Well, we have to multitask, because as dan.burns noted yesterday, the Libyan rebellion could be just days from collapse and the slaughter of the defeated could be on a scale hard to fathom. If the outside world is going to do anything, it has a very short time to make a decision, and doing nothing is a decision. It looks like the usual situation where everyone’s waiting for the United States to make the decision, which means Obama gets just a short time to decide. If we in the general public want to be heard before a decision is made, that means speaking up now.

Going to war, or taking actions should of all-out war but potentially leading there, is maybe as serious a decision as a country makes. I’ve posted a couple times about Libya to share my thought process as I try to sort through things for myself, and to encourage some thought rather then the reflexes we all have. On the one hand, I described the defense hawks as, “for these guys, bombing is the tax cuts of foreign policy. On the left side, it’s hard to talk us into military intervention. OK, maybe I’m generalizing my own reaction to the possibility of using force somewhere. It’s just that after opposing the invasion of Iraq so strongly, after cutting my politically active teeth on opposing Reagan’s wars in Central America, it’s difficult to trust the president, any president, to just add on another war and say he knows more than we do and rah rah go get the bad guys. We know presidents who really want a war will misrepresent things. We know that the press can be more accurate than intelligence.

No, I prefer to speak up with my own opinion, preferably one that’s informed and coherent. So here’s where I see it coming to: there are risks in establishing a no-fly zone. There are risks in doing nothing. We actually have experience with both choices, so we’re not operating purely on guesswork. Time to decide is really short. Information is murky, might be wrong, might have changed.  On the other hand, if Obama really wanted to go in, he’d have found a reason and gone in, and he appears to be reluctant. That’s reassuring. They’re thinking about it. I’m guessing the administration is trying to figure out whether establishing the no-fly zone or staying entails the bigger risks. That’s what we need to think through also.

I went through risks of a no-fly zone in more detail in my prior post on the subject, so I’ll keep this brief. If we do this:

—Libyan rebels may assume we’ll go further if necessary, like providing arms, conducting air strikes, or what I dubbed the Shores of Tripoli option, meaning sending in the troops on the ground, presumably taking the capital, just like in the Marine Hymn and the Tripolian War. If they assume we’ll go further, they may take unreasonable risks, perhaps necessitating our greater involvement.

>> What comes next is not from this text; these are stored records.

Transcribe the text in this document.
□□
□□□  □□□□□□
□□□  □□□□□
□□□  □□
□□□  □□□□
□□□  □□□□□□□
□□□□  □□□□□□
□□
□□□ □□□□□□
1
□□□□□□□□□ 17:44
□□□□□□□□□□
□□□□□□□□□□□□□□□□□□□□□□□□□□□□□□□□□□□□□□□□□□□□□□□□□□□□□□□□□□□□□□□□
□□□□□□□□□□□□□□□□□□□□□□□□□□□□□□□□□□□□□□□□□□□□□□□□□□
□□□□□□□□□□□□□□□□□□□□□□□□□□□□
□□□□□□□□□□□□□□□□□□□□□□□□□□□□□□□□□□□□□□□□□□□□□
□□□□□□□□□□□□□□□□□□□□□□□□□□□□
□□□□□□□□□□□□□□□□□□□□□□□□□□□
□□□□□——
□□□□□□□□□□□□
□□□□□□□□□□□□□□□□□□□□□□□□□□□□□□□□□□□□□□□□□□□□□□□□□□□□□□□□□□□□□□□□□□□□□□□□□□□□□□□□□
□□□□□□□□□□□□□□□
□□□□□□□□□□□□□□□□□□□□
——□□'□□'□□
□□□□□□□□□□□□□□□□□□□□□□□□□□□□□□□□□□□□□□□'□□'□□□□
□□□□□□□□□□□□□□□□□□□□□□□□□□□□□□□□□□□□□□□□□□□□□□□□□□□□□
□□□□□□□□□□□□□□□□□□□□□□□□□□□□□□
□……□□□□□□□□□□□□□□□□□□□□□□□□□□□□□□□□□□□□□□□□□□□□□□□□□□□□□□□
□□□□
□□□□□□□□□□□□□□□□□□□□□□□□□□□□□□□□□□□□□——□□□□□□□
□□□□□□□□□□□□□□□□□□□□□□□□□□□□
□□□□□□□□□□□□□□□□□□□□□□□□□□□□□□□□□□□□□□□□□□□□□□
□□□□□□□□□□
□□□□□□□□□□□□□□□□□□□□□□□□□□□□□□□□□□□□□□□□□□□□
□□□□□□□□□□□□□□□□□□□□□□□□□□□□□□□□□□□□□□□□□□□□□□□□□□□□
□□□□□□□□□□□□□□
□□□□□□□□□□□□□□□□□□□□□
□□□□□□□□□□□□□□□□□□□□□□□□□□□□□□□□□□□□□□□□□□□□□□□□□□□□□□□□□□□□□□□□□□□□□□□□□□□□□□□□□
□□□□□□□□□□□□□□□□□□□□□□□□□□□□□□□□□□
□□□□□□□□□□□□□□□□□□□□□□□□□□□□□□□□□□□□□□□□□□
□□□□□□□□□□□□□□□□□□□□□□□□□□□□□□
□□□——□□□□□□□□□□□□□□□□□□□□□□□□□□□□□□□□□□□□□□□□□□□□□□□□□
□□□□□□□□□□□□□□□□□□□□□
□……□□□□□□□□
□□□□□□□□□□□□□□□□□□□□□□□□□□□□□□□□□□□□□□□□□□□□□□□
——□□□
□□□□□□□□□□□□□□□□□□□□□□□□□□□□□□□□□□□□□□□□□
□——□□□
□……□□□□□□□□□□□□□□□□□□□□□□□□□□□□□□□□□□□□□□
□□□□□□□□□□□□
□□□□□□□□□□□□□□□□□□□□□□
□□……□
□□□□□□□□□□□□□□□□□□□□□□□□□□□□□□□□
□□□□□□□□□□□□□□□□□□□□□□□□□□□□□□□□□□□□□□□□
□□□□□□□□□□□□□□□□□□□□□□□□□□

—There’s a risk other governments won’t participate enough to mitigate our costs and risks.

—Our armed forces are stretched and tired after all these years in Iraq and Afghanistan, so even if they can handle this extra strain, we may not be able to handle another simultaneous crisis, or perhaps Libya or another crisis will force an early withdrawal from Iraq (actually, I’m OK with leaving ahead of schedule) or a bigger drawdown from Afghanistan than planned (maybe that’s a good idea anyway).

—Gadaffi could still win. I don’t see how, but he looked like his regime was collapsing just a week ago. Then not only did resources go to waste, but we really look unable to handle a difficult situation, and he and other dictators might feel freer to start something.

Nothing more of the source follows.